By Maggie Finley
Because of the COVID-19 pandemic, the Lent we just finished will be remembered for years to come as an ironically appropriate frame for this unprecedented event.
Among the dizzying array of online prayer and worship communities I have seen, one that stood out was from my faith community’s outreach minister, Kim Cockcroft. Kim reflected on the ancient word Lent and its meaning “to lengthen.” She spoke of the lengthening of days literally and figuratively, and how of necessity we’re forced to reorder our lives inside and out. The response to the virus demands we change the way we use time, whether at home or on the front lines. I agree with my friend that this is not only a time of lengthening but also a time of stretching. The pandemic is forcing us to stretch beyond the boundaries of what used to be normal toward a renewed understanding of our interdependence.
A significant stretch at my house began with my mother-in-law’s death on March 9, not due to the outbreak but during it nonetheless. At 96 years of age and after nearly six months on hospice care, she died peacefully in her sleep. My husband and I didn’t relish the thought of air travel from our home in Washington state, the first epicenter of coronavirus in the United States, to St. Louis, where his mother and other family members lived. My husband did make our flight plans, but ultimately, the family agreed to postpone the funeral, to our relief.

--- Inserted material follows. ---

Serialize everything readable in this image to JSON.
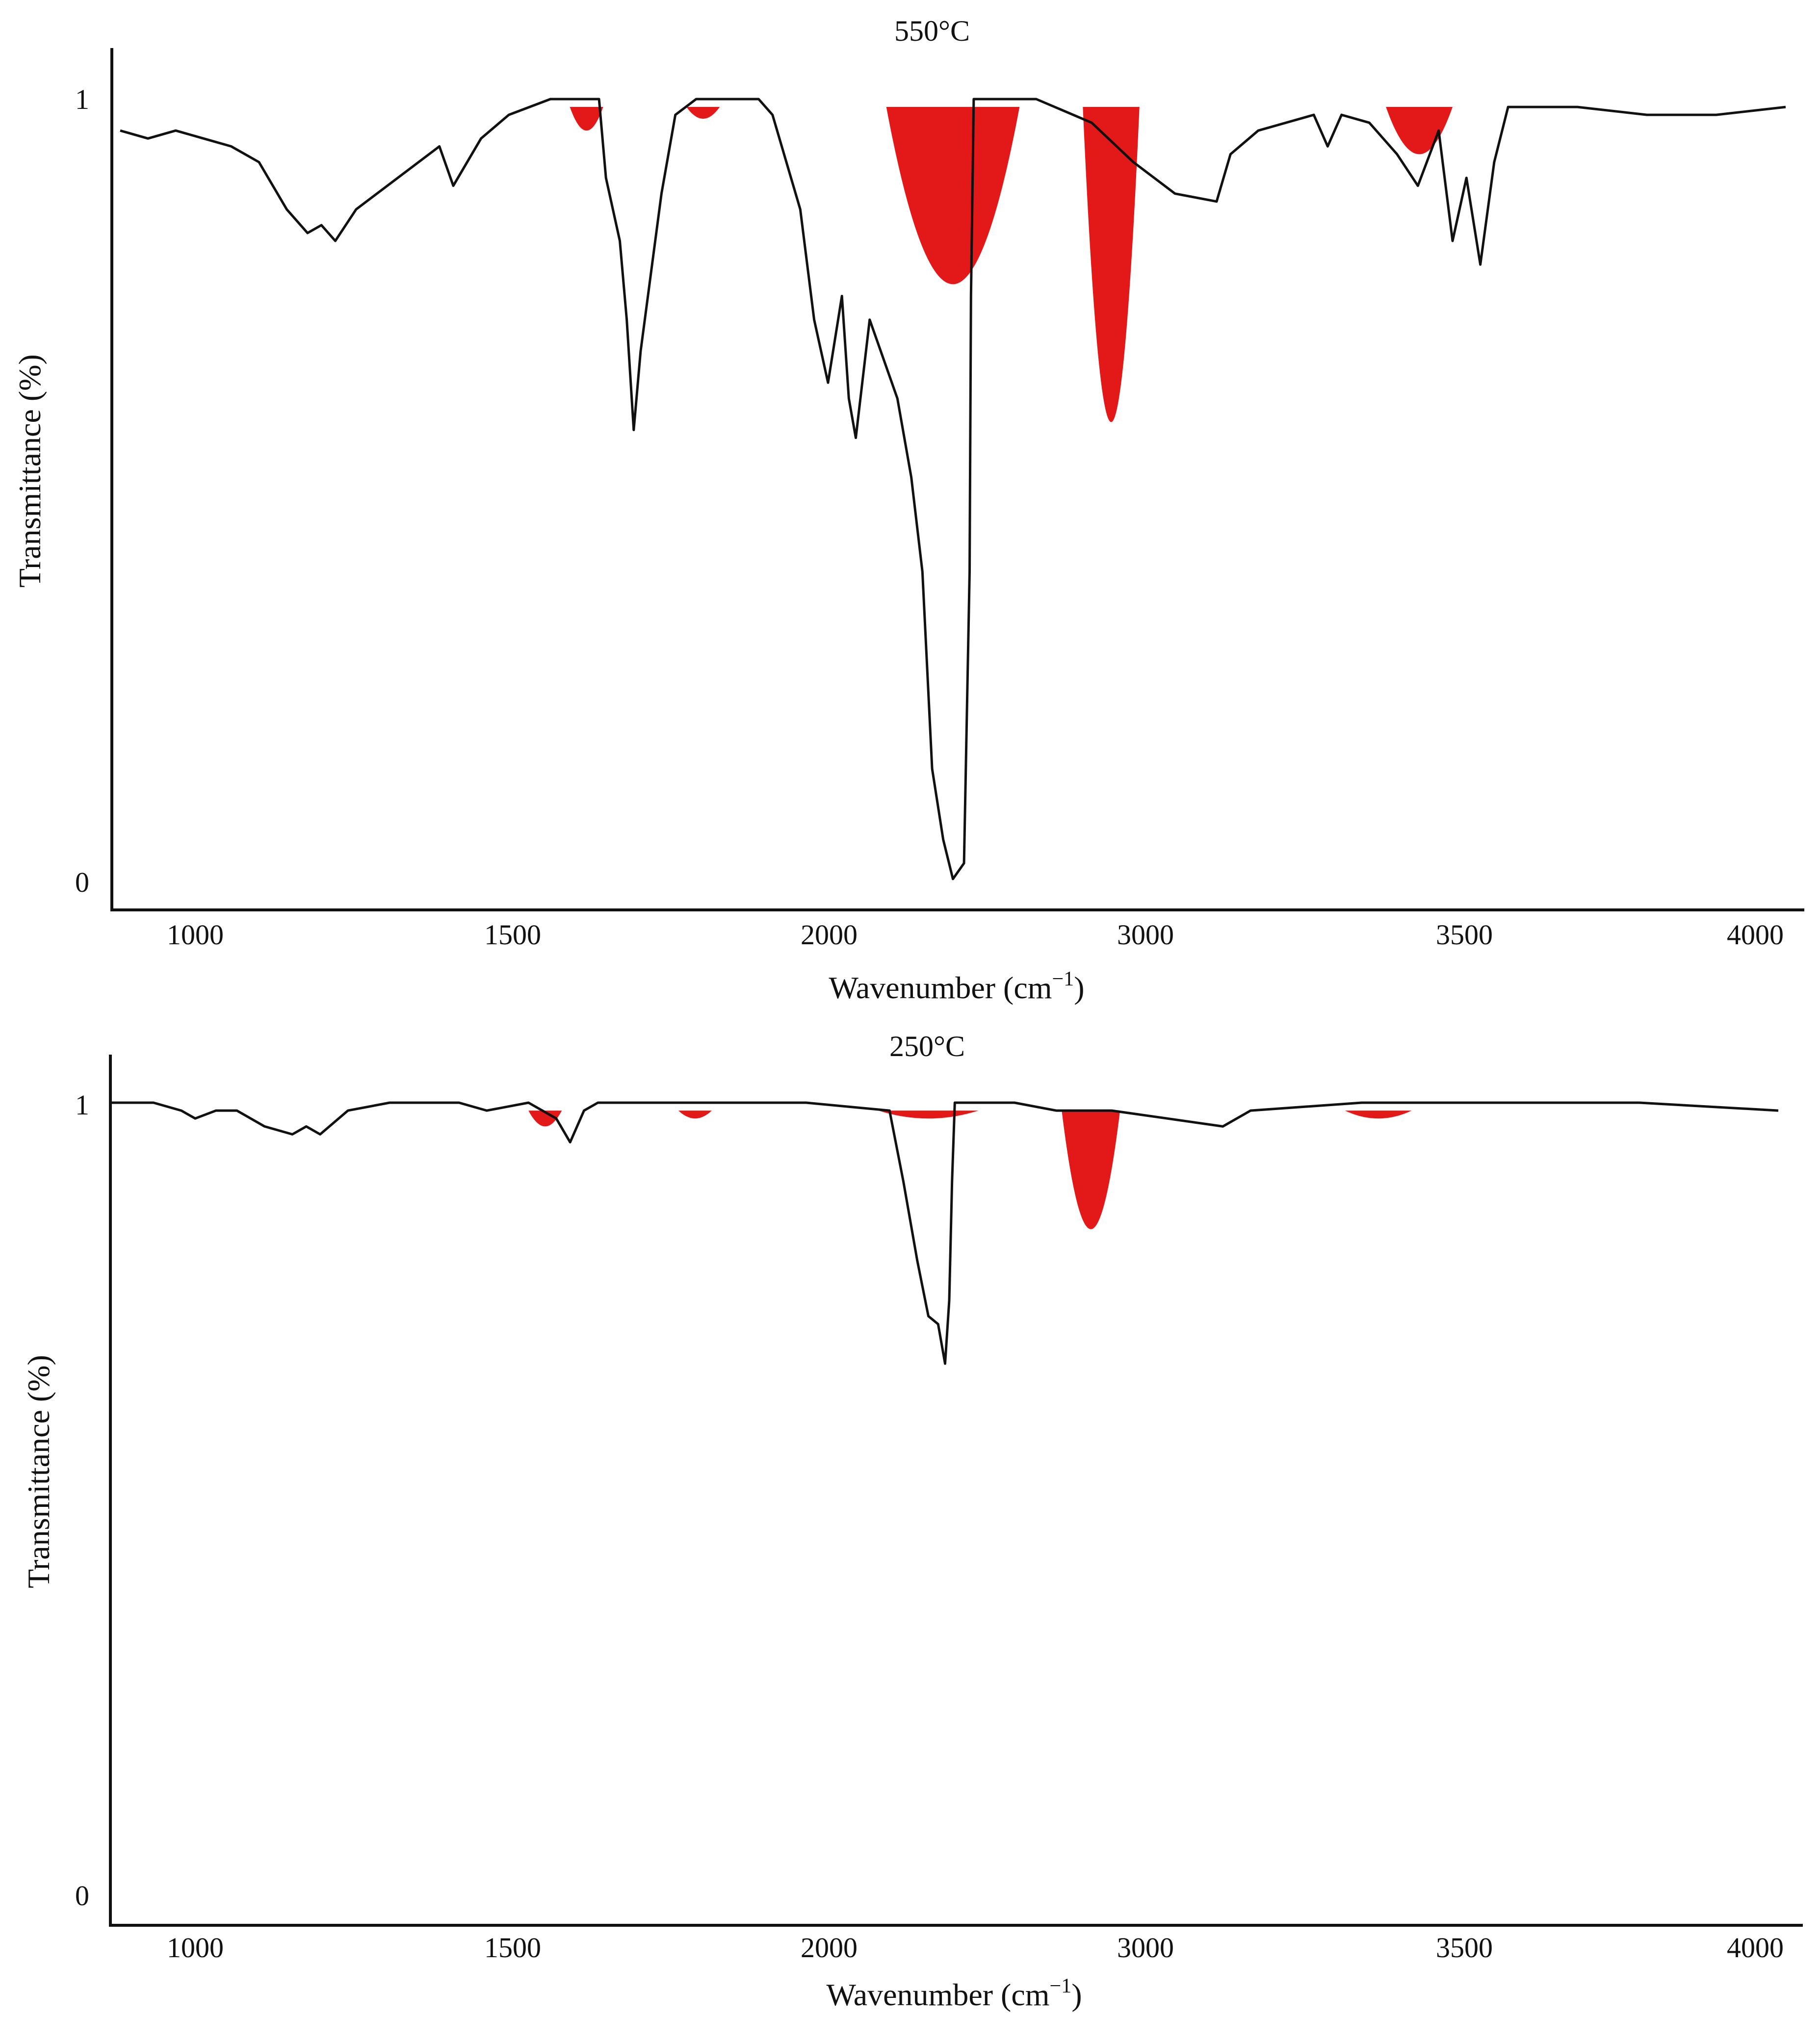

A couple days later, the immediate family opted in favor of a farewell viewing, since the body was to be cremated. My husband’s youngest sister suggested we participate virtually and asked if I’d do the commendation. My husband said this felt “weird.” Then I had the kind of talk with him that reminded me of the delicately painful (precious) conversations I had with newly grieving parents in the NICU. I asked what he meant by “weird,” but he said little, while his body clearly communicated he wanted to shake it off. I let him know I’d honor whatever he wanted to do, but that I believed — as hard and strange as it might seem now — that at some point in the future, he’d probably be glad to have seen his mother and had an opportunity, however imperfect, to say goodbye.
The family went ahead with the plan, and my doing the commendation, even from a distance, seemed to be of some consolation. My husband (thankfully) was able to shed some tears, and after leaving the video meeting we quietly processed together. He conceded that much of his reluctance was actually more about the fear of seeing his mother’s appearance in death. But her face was serene, and the clothing for her “shroud” suited her style. I think had he not been able to see that, even on a computer screen, he would have always wondered about it.
As he tells others the story of his experience, even though he still says it was “weird,” I also hear him say we’re living in novel times and we may be challenged to find new ways to respond to life’s situations. Having the technological option to be connected to his mother’s death was better than nothing. And personally, I look forward to a time (as I’m sure he does) when we’re all assembled, able to touch one another physically and emotionally to express our grief in community – as family.
Maggie Finley, BCC, is a retired chaplain from Providence Hospice of Seattle.